This may not really be a Python related question, but pertains to language encoding in general. I'm mining tweets from Twitter, and it appears that there is a large Japanese user community (with messages in Japanese). When I tried encoding the tweets for an XML file I used utf-8. e.g tweet=tweet.encode('utf-8') and none of the Japanese tweets appeared as they should have. My question that I am posing is, how should I have encoded them? What was my mistake? If I was to store the data in a CSV, what encoding scheme would I use in that case?
+2
A:
Normally you would query the format for what encoding the data is in. Having said that, Shift-JIS is quite a popular encoding for Japanese text.

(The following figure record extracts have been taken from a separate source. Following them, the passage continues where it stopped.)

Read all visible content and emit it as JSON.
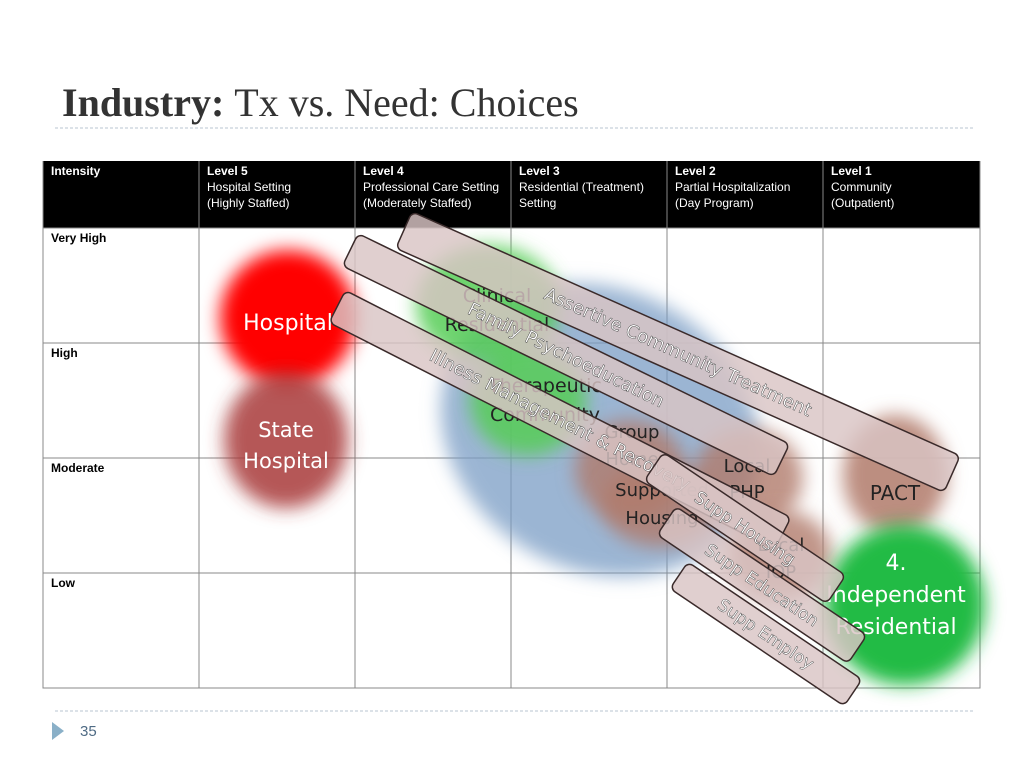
{
  "title": {
    "bold": "Industry:",
    "rest": "Tx vs. Need: Choices"
  },
  "table": {
    "header": [
      [
        "Intensity"
      ],
      [
        "Level 5",
        "Hospital Setting",
        "(Highly Staffed)"
      ],
      [
        "Level 4",
        "Professional Care Setting",
        "(Moderately Staffed)"
      ],
      [
        "Level 3",
        "Residential (Treatment)",
        "Setting"
      ],
      [
        "Level 2",
        "Partial Hospitalization",
        "(Day Program)"
      ],
      [
        "Level 1",
        "Community",
        "(Outpatient)"
      ]
    ],
    "rows": [
      "Very High",
      "High",
      "Moderate",
      "Low"
    ]
  },
  "blobs": [
    {
      "lines": [
        "Hospital"
      ]
    },
    {
      "lines": [
        "State",
        "Hospital"
      ]
    },
    {
      "lines": [
        "Clinical",
        "Residential"
      ]
    },
    {
      "lines": [
        "Therapeutic",
        "Community"
      ]
    },
    {
      "lines": [
        "Group",
        "Home"
      ]
    },
    {
      "lines": [
        "Supported",
        "Housing"
      ]
    },
    {
      "lines": [
        "Local",
        "PHP"
      ]
    },
    {
      "lines": [
        "Local",
        "IOP"
      ]
    },
    {
      "lines": [
        "PACT"
      ]
    },
    {
      "lines": [
        "4.",
        "Independent",
        "Residential"
      ]
    }
  ],
  "bands": [
    "Assertive Community Treatment",
    "Family Psychoeducation",
    "Illness Management & Recovery",
    "Supp Housing",
    "Supp Education",
    "Supp Employ"
  ],
  "page_number": "35"
}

>>> u'あいうえお'.encode('shift-jis')
'\x82\xa0\x82\xa2\x82\xa4\x82\xa6\x82\xa8'
Ignacio Vazquez-Abrams
2010-02-16 05:50:16
What encoding scheme would you suggest for Slavic languages or South Asian languages?
rohanbk
2010-02-16 18:49:51
I would look through Python's standard encodings for clues. http://docs.python.org/library/codecs.html#standard-encodings
Ignacio Vazquez-Abrams
2010-02-16 21:03:56
+2
A:
There should be a way to query the encoding of the tweets when read from Twitter. You then decode them to Unicode as you read them into your program, then encode them when you write them back out to an XML file. Chinese, for example, might be using gbk encoding:
import codecs
unicode_data = data.decode('gbk')
f = codecs.open('out.xml','w','utf-8')
f.write(unicode_data)
f.close()
Mark Tolonen
2010-02-16 16:04:34